A universal indicator is a pH indicator made of a solution of several compounds that exhibit various smooth colour changes over a wide range pH values to indicate the acidity or alkalinity of solutions. A universal indicator can be in paper form or present in a form of a solution.

== History ==

Although there are several commercially available universal pH indicators, most are a variation of a formula patented by Yamada in 1933.

== Composition ==

A universal indicator is usually composed of water, 1-propanol, phenolphthalein, sodium hydroxide, methyl red, bromothymol blue, sodium bisulfite, and thymol blue. The colours that indicate the pH of a solution, after adding a universal indicator, are:

| pH range | Description | Colour |
|---|---|---|
| ≤ 3 | Strong acid | Red |
| 4–6 | Weak acid | Orange or Yellow |
| 7 | Neutral | Green |
| 8–10 | Weak alkali | Blue |
| ≥ 11 | Strong alkali | Indigo or Violet |

The colors from yellow to red indicate an acidic solution, colors blue to violet indicate an alkaline solution and a green colour indicates that a solution is neutral.

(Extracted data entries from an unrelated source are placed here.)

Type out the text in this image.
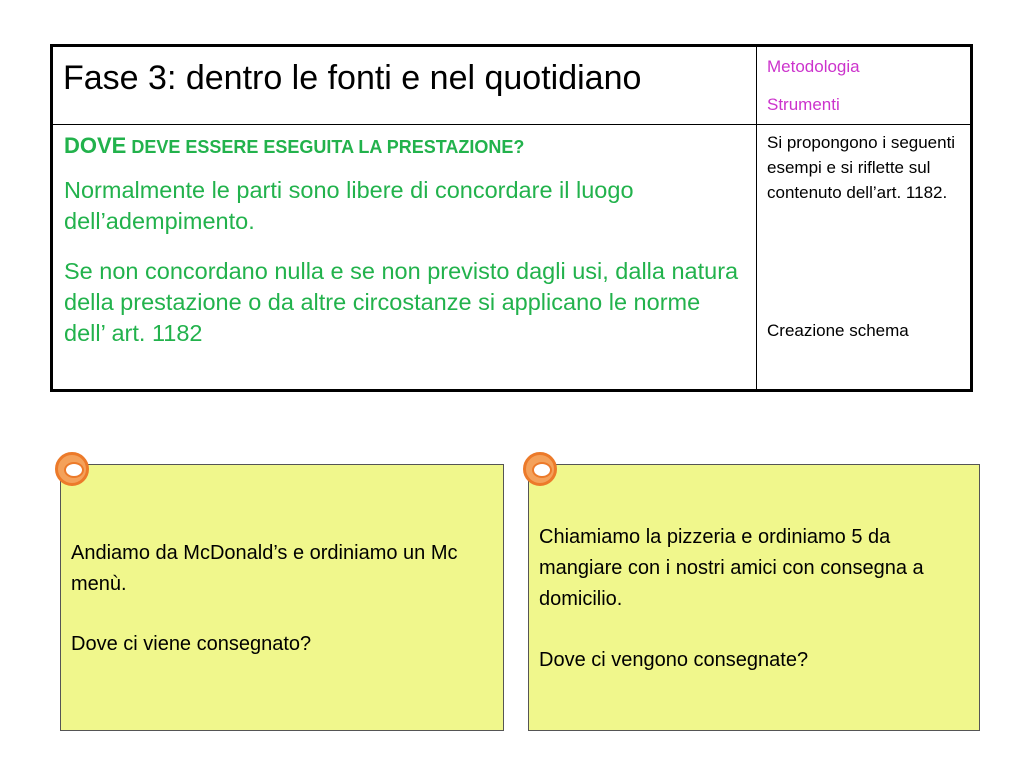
Fase 3: dentro le fonti e nel quotidiano	Metodologia
Strumenti
DOVE DEVE ESSERE ESEGUITA LA PRESTAZIONE?
Normalmente le parti sono libere di concordare il luogo dell’adempimento.
Se non concordano nulla e se non previsto dagli usi, dalla natura della prestazione o da altre circostanze si applicano le norme dell’ art. 1182
Si propongono i seguenti esempi e si riflette sul contenuto dell’art. 1182.
Creazione schema
Andiamo da McDonald’s e ordiniamo un Mc menù.
Dove ci viene consegnato?
Chiamiamo la pizzeria e ordiniamo 5 da mangiare con i nostri amici con consegna a domicilio.
Dove ci vengono consegnate?
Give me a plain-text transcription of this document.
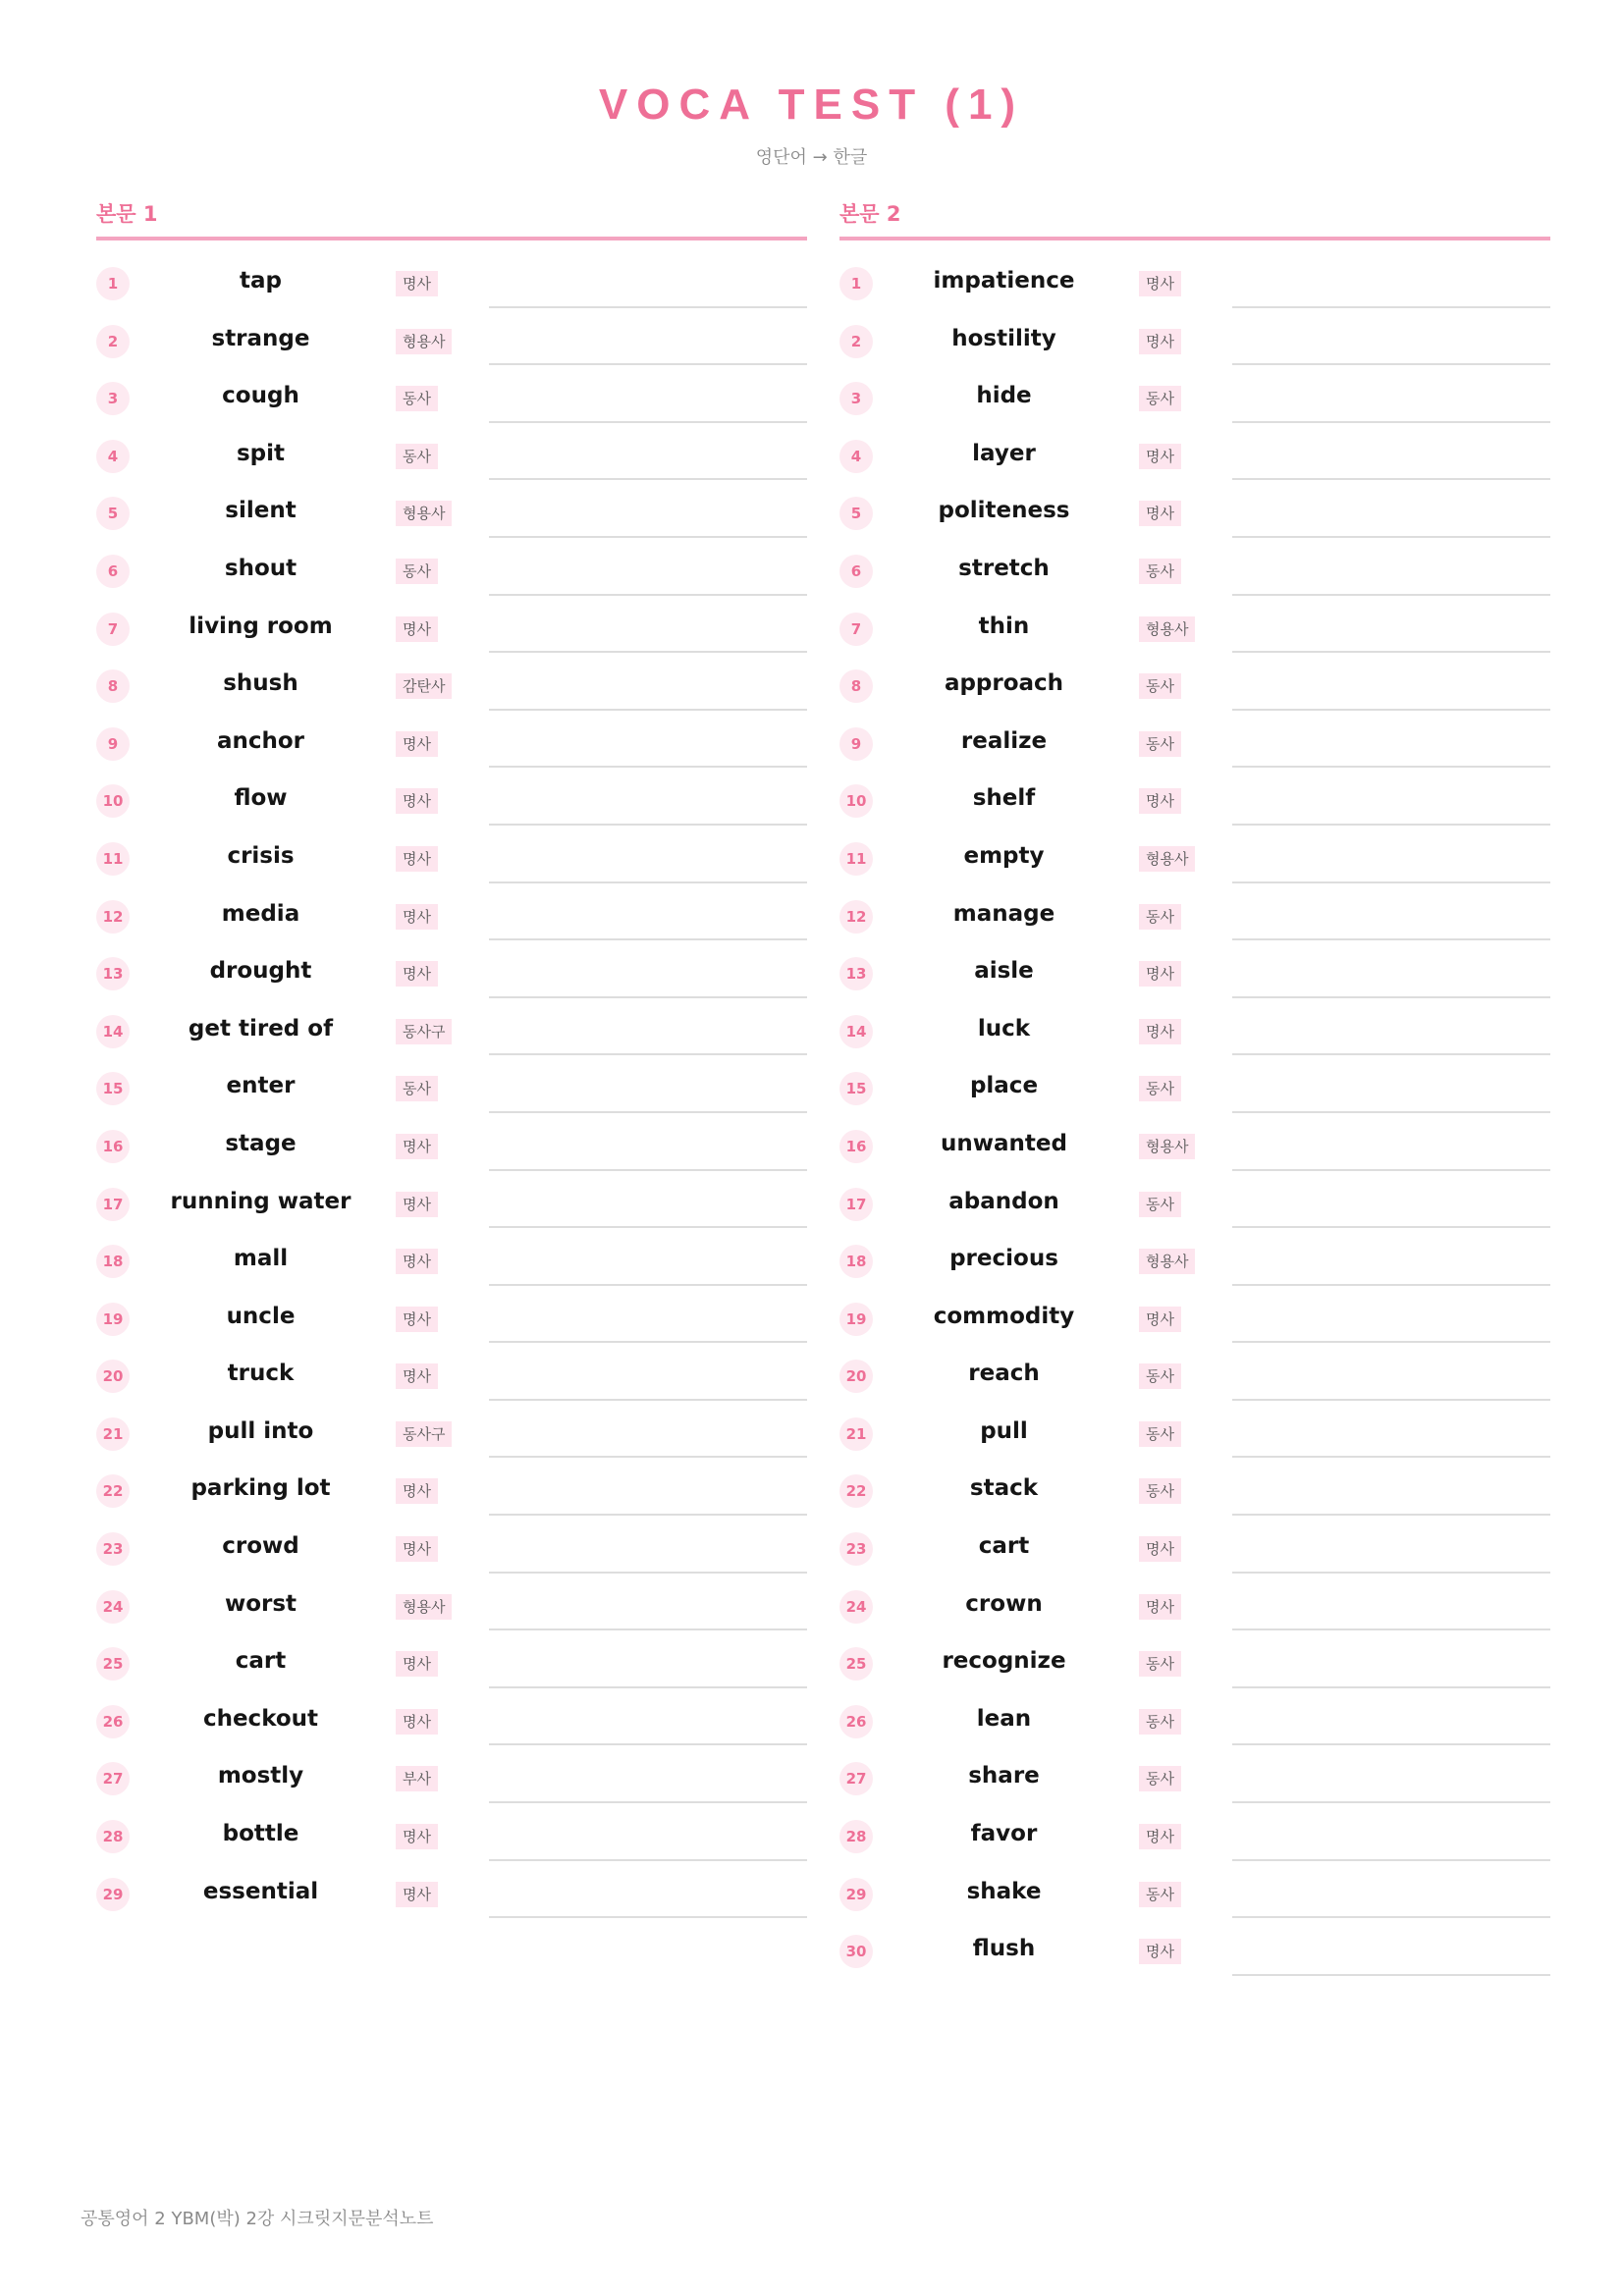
VOCA TEST (1)
영단어 → 한글
본문 1
1	tap	명사
2	strange	형용사
3	cough	동사
4	spit	동사
5	silent	형용사
6	shout	동사
7	living room	명사
8	shush	감탄사
9	anchor	명사
10	flow	명사
11	crisis	명사
12	media	명사
13	drought	명사
14	get tired of	동사구
15	enter	동사
16	stage	명사
17	running water	명사
18	mall	명사
19	uncle	명사
20	truck	명사
21	pull into	동사구
22	parking lot	명사
23	crowd	명사
24	worst	형용사
25	cart	명사
26	checkout	명사
27	mostly	부사
28	bottle	명사
29	essential	명사
본문 2
1	impatience	명사
2	hostility	명사
3	hide	동사
4	layer	명사
5	politeness	명사
6	stretch	동사
7	thin	형용사
8	approach	동사
9	realize	동사
10	shelf	명사
11	empty	형용사
12	manage	동사
13	aisle	명사
14	luck	명사
15	place	동사
16	unwanted	형용사
17	abandon	동사
18	precious	형용사
19	commodity	명사
20	reach	동사
21	pull	동사
22	stack	동사
23	cart	명사
24	crown	명사
25	recognize	동사
26	lean	동사
27	share	동사
28	favor	명사
29	shake	동사
30	flush	명사
공통영어 2 YBM(박) 2강 시크릿지문분석노트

Universal indicator components
| Indicator | Low pH colour | Transition pH range | High pH colour |
|---|---|---|---|
| Thymol blue (first transition) | Red | 1.2 – 2.8 | Yellow |
| Methyl orange | Red | 3.2 – 4.4 | Yellow |
| Methyl red | Red | 4.8 – 6.0 | Yellow |
| Bromothymol blue | Yellow | 6.0 – 7.6 | Blue |
| Thymol blue (second transition) | Yellow | 8.0 – 9.6 | Blue |
| Phenolphthalein | Colourless | 8.3 – 10.0 | Fuchsia |

Wide-range pH test papers with distinct colours for each pH from 1 to 14 are also available. Colour matching charts are supplied with the specific test strips purchased.

== Types ==

- Paper form: It is a strip of coloured paper which changes colour to red if the solution is acidic and to blue, if the solution is basic. The strip can be placed directly onto a surface of a wet substance or a few drops of the solution can be dropped onto the universal indicator using dropping equipment. If the test solution is of a dark colour, it is preferable to use a paper universal indicator, such as Hydrion paper.
- Solution: The main components of a universal indicator, in the form of a solution, are thymol blue, methyl red, bromothymol blue, and phenolphthalein. This mixture is important because each component loses or gains protons depending upon the acidity or alkalinity of the solution being tested. It is beneficial to use this type of universal indicator in a colorless solution. This will increase the accuracy level of indication.

== Influence on conductivity ==

Influence of universal indicator solution on the conductivity of desalinated water

The impact of an ethanol-based universal indicator may seem negligible at first glance. However, in the case of dilute solutions prepared with bidistilled water, this influence becomes readily discernible and measurable.